November 14, 2019
The other day at church, a friend showed me a picture of a Chevy Trailblazer pulling a gravity wagon into the elevator.
But we laughed hard because isn’t that the picture of the 2019 season? We’re getting it done but barely. Limping in on a wing and a prayer all the way to the end. None of it really ideal, but whatever. It’s almost over.
If there’s any theme to the conversations I’ve had with farmers this fall, it’s that everybody’s tired. Tired of fighting the weather, the year, the markets. Let’s get this crop over with and start fresh in 2020.
Those conversations are what I thought of as I listened to an energetic young National FFA officer give his retiring address last month. Ridge Hughbanks observed that it seems like everybody’s tired these days. Then he dropped a profound bit of wisdom on his fellow FFA members: “The world is run by people who are tired. Anybody who is doing anything worthwhile is bound to be exhausted. So get used to it.”
Amen. The people in agriculture are tired.
HAULED: The 2019 crop season, in a photo. Or as my friend said, “What in the wide, wide world of Walmart have we got goin’ on here?”
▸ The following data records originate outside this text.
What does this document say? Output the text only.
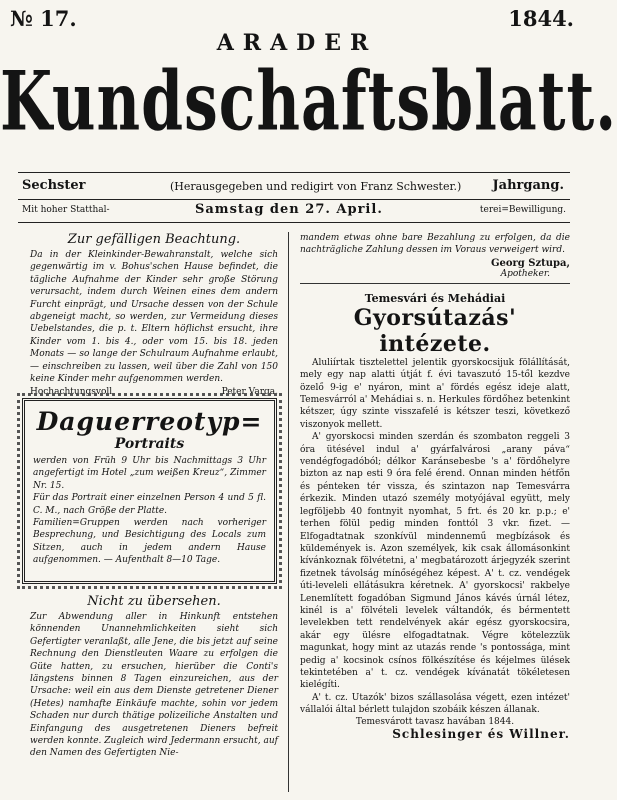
№ 17.	1844.
ARADER
Kundschaftsblatt.
Sechster	(Herausgegeben und redigirt von Franz Schwester.) Jahrgang.
Mit hoher Statthal-	Samstag den 27. April.	terei=Bewilligung.
Zur gefälligen Beachtung.

Da in der Kleinkinder-Bewahranstalt, welche sich gegenwärtig im v. Bohus'schen Hause befindet, die tägliche Aufnahme der Kinder sehr große Störung verursacht, indem durch Weinen eines dem andern Furcht einprägt, und Ursache dessen von der Schule abgeneigt macht, so werden, zur Vermeidung dieses Uebelstandes, die p. t. Eltern höflichst ersucht, ihre Kinder vom 1. bis 4., oder vom 15. bis 18. jeden Monats — so lange der Schulraum Aufnahme erlaubt, — einschreiben zu lassen, weil über die Zahl von 150 keine Kinder mehr aufgenommen werden.

Hochachtungsvoll	Peter Varga.
Daguerreotyp=
Portraits

werden von Früh 9 Uhr bis Nachmittags 3 Uhr angefertigt im Hotel „zum weißen Kreuz“, Zimmer Nr. 15.

Für das Portrait einer einzelnen Person 4 und 5 fl. C. M., nach Größe der Platte.

Familien=Gruppen werden nach vorheriger Besprechung, und Besichtigung des Locals zum Sitzen, auch in jedem andern Hause aufgenommen. — Aufenthalt 8—10 Tage.

Nicht zu übersehen.

Zur Abwendung aller in Hinkunft entstehen könnenden Unannehmlichkeiten sieht sich Gefertigter veranlaßt, alle Jene, die bis jetzt auf seine Rechnung den Dienstleuten Waare zu erfolgen die Güte hatten, zu ersuchen, hierüber die Conti's längstens binnen 8 Tagen einzureichen, aus der Ursache: weil ein aus dem Dienste getretener Diener (Hetes) namhafte Einkäufe machte, sohin vor jedem Schaden nur durch thätige polizeiliche Anstalten und Einfangung des ausgetretenen Dieners befreit werden konnte. Zugleich wird Jedermann ersucht, auf den Namen des Gefertigten Nie-

mandem etwas ohne bare Bezahlung zu erfolgen, da die nachträgliche Zahlung dessen im Voraus verweigert wird.

Georg Sztupa,
Apotheker.
Temesvári és Mehádiai
Gyorsútazás' intézete.

Aluliírtak tisztelettel jelentik gyorskocsijuk fölállítását, mely egy nap alatti útját f. évi tavaszutó 15-től kezdve özelő 9-ig e' nyáron, mint a' fördés egész ideje alatt, Temesvárról a' Mehádiai s. n. Herkules fördőhez betenkint kétszer, úgy szinte visszafelé is kétszer teszi, következő viszonyok mellett.

A' gyorskocsi minden szerdán és szombaton reggeli 3 óra ütésével indul a' gyárfalvárosi „arany páva“ vendégfogadóból; délkor Karánsebesbe 's a' fördőhelyre bizton az nap esti 9 óra felé érend. Onnan minden hétfőn és pénteken tér vissza, és szintazon nap Temesvárra érkezik. Minden utazó személy motyójával együtt, mely legföljebb 40 fontnyit nyomhat, 5 frt. és 20 kr. p.p.; e' terhen fölül pedig minden fonttól 3 vkr. fizet. — Elfogadtatnak szonkívül mindennemű megbízások és küldemények is. Azon személyek, kik csak állomásonkint kívánkoznak fölvétetni, a' megbatározott árjegyzék szerint fizetnek távolság mínőségéhez képest. A' t. cz. vendégek úti-leveleli ellátásukra kéretnek. A' gyorskocsi' rakbelye Lenemlített fogadóban Sigmund János kávés úrnál létez, kinél is a' fölvételi levelek váltandók, és bérmentett levelekben tett rendelvények akár egész gyorskocsira, akár egy ülésre elfogadtatnak. Végre kötelezzük magunkat, hogy mint az utazás rende 's pontossága, mint pedig a' kocsinok csínos fölkészítése és kéjelmes ülések tekintetében a' t. cz. vendégek kívánatát tökéletesen kielégíti.

A' t. cz. Utazók' bizos szállasolása végett, ezen intézet' vállalói által bérlett tulajdon szobáik készen állanak.

Temesvárott tavasz havában 1844.
Schlesinger és Willner.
We’re physically tired because we’ve worked the long days and short nights. We’re emotionally tired because we’ve carried the weight of this crop year — the rain, mud, wind, hail, snow. We’re exhausted.
But we’re also tired because we’re making a difference in the world. We’re raising food and sending it around the world. We’re raising kids and teaching them about adversity and resilience. Kim Kidwell shared recently that kids need to see us fail — and then rise again.
“Tell the stories about when you fell down hard, and you didn’t think you were going to make it,” Kidwell explains. “That humanness is important for kids to see in people they respect. They won’t understand that successful people actually have struggled, unless we tell them or show them.”
So, thanks for that, 2019. Our young friends might learn about our resiliency this year.
But above all, 2019 has proved that life is about choices, not circumstances. We don’t get to choose what happens in life, but we get to choose our response. We can choose to stand up again, to find another gear. To dig in and overcome.
We can choose to help somebody else find their extra gear, because that help might just give them the strength they need to make it through. Is there a farmer you haven’t talked to in a while? Maybe a neighbor or someone you haven’t heard from lately? Give them a call. See how they’re doing. Your call might make the difference.
As I write this, snow falls on standing corn. Again. Our beans are out, but we’ve got 300 acres of corn still standing in about 20 fields. The harvest that most of us dreaded and just wanted over with is now delayed by (yet) another snowfall.
We’re tired. But what we do next will speak volumes about who we are. Tired, but making a difference.